To be clear, Vishneva was the center—the one who could not be held. Her movements were so precise—so close to the form—like a metronome or a drummer, and this perfection allowed for the mid-passages of symmetrical arm movements, reminiscent of Siddhartha and Eastern dance values. In Hindu art, the moving arms represent battling cosmic forces, and the Lead gave her Miami audience precision with her arms—her weapons.
With all the elements at her disposal – earth, wind, fire, water – Vishneva was, as kitchy as it may seem to say it – the steam off the electronic dance music borne of the Bauhaus messenger – Thijs de Vlieger of Noisia. The playfulness of de Vlieger’s day job with Noisia was obvious in his musical composition for this ballet that played more like a soundtrack than a score. De Vlieger’s vision was jarring and unsettling and a pastiche of postindustrial sounds that further showcased the discipline of Vishneva’s long-limber legs and arms.
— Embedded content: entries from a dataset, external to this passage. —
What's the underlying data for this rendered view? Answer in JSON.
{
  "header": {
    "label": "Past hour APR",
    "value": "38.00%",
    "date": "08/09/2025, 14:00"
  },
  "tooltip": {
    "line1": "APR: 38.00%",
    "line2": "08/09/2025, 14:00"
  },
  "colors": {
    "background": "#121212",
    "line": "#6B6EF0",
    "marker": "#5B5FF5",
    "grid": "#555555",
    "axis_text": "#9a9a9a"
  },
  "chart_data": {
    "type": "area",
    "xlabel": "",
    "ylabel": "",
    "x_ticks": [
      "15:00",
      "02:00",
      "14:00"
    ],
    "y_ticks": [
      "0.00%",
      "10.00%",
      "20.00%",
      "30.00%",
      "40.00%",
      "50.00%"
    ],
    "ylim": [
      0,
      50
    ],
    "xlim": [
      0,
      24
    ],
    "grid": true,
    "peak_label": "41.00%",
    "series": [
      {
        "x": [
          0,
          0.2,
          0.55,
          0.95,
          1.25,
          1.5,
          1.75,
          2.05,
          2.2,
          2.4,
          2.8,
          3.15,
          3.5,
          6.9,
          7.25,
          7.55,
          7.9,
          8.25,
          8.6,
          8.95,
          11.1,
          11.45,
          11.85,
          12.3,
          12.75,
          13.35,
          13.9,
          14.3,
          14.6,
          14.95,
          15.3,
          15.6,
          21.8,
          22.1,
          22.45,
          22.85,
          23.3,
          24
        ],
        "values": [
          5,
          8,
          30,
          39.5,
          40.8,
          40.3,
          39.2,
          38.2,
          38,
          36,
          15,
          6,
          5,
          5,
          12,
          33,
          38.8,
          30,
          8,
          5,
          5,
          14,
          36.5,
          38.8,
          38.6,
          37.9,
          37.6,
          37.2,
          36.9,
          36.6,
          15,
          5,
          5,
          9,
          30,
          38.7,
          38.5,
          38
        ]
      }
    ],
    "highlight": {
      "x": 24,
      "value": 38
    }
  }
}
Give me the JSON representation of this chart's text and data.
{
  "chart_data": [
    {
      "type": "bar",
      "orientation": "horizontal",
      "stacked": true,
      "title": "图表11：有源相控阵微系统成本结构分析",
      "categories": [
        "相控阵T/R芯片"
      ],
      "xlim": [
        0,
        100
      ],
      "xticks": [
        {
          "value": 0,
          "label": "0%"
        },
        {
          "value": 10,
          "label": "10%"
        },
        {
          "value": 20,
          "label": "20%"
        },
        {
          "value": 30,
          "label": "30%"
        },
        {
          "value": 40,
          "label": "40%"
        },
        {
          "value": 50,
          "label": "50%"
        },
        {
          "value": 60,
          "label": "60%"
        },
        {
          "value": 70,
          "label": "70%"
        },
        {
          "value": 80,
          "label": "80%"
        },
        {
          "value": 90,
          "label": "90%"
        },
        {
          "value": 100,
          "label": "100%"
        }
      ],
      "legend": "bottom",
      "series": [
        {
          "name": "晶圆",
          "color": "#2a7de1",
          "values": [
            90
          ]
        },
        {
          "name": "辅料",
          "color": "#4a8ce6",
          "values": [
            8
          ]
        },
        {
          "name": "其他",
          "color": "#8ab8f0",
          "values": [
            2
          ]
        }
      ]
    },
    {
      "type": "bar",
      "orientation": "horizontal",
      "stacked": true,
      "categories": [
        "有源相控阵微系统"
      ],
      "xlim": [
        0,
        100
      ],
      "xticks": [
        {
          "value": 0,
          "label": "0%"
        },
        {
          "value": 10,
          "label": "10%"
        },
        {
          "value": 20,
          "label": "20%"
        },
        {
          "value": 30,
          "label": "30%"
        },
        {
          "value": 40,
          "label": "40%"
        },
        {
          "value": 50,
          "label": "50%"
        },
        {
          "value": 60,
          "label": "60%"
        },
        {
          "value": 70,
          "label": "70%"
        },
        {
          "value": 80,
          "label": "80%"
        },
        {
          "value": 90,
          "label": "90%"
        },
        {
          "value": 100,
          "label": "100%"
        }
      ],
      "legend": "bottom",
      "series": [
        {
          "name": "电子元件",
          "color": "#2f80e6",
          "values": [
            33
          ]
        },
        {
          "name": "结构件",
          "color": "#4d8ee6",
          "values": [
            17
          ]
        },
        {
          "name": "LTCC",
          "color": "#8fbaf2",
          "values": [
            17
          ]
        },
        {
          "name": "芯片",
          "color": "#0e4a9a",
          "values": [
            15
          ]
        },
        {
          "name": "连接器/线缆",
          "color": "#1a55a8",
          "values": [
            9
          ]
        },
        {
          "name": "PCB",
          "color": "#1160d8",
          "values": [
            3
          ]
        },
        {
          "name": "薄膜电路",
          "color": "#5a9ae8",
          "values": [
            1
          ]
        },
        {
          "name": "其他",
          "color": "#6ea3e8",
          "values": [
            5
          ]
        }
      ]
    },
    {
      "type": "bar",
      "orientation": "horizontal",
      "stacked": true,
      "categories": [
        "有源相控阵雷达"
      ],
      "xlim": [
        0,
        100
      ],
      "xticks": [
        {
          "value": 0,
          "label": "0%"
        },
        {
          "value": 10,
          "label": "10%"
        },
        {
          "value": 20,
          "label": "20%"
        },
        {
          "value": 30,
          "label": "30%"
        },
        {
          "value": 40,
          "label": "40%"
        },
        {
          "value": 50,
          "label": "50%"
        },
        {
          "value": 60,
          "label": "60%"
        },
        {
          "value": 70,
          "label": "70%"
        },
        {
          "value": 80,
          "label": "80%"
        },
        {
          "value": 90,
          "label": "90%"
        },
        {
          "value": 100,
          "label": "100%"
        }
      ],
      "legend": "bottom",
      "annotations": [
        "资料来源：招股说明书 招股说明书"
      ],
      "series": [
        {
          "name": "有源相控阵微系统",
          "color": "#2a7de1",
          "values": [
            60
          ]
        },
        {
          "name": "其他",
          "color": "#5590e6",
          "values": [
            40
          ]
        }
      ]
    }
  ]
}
Those limbs connected so effortlessly on her own frame and were shared so generously in moments with her masculine foil, the Prince, Marcelo Gomez. Ever the striking Brazilian, also of American Ballet Theatre fame, Gomez toyed with his own gender identity and was made physically and emotionally unattainable in his unique shirt dressing, a white ‘totally 80s’ silhouette from costumer Bart Hess. Hess’ designs put the final coat of veneer on the thin layer of a subconscious bubble that the audience was invited to navigate during the inaugural performance of Sleeping Beauty Dreams. A second show followed Saturday in preparation for the 2-night New York run from December 14-15 at the former movie palace, The Beacon Theater.